My First Camera And My Most Recent Camera – On the left is a Kodak Baby Browie that I received as a gift for my 5th birthday, July 30, 1953.  On the right is my most recent camera a Canon Digital Rebel that I purchased 51 years later in 2004. 

My sophomore year in college I decided to major in journalism and enrolled in a basic photojournalism course. At that point the glowing spark that had bee ignited by the gift I received as a small child took flame, and I have had a passion for photography ever since. During college I not only became the photo editor of the school paper, but also freelanced for area news papers and occasionally even got pictures on the Associated Press wire. For extra cash while attending school I took over a party photography business from graduating upper classmen, and before graduating myself began photographing weddings. I had clearly found my calling.

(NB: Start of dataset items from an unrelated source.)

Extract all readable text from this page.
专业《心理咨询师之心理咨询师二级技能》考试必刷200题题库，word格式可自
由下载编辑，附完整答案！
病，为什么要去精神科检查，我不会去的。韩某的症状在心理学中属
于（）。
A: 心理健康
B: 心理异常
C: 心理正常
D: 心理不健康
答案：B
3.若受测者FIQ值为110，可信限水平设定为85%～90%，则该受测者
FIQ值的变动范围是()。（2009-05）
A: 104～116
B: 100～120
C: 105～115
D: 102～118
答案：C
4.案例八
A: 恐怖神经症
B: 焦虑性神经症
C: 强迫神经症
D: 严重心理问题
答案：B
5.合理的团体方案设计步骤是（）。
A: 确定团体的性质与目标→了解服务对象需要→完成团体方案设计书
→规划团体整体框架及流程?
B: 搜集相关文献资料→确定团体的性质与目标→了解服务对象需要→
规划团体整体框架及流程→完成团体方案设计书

For the next 35 years, though I occasionally held jobs in other fields, I continued to work as a photographer either part time or full time. My first job out of school was as a writer and photographer for a daily newspaper. I later owned and operated two portrait and wedding studios. By the time I closed the last studio I had begun photographing weddings for the children of my earliest wedding clients.

Today at age 62 I am retired from the daily grind of operating a studio and now continue to enjoy making images with a camera, although now I no longer feel the need to satisfy the whims of customers and create photographic art following my own interests and desires.

My subject matter these days is much more diverse. I have moved from the simple Kodak box camera to a sophisticated Canon digital single lens reflex. I have traded the hours spent with my fingers soaking in wet chemicals for hours spent processing images with Photoshop on a computer. My images no longer always look like photographs when I complete them, and I don’t sit around in a studio waiting for people to show up. I post many images on line and swap comments and ideas with photographers and artists all over the world. I now occasionally display my work in art galleries.

Fifty-seven years later my life revolves around a simple gift I received the day I turned 5. I think that clearly qualifies as a gift that has given and kept giving.

Thanks Mom and Dad and Barbara Jean.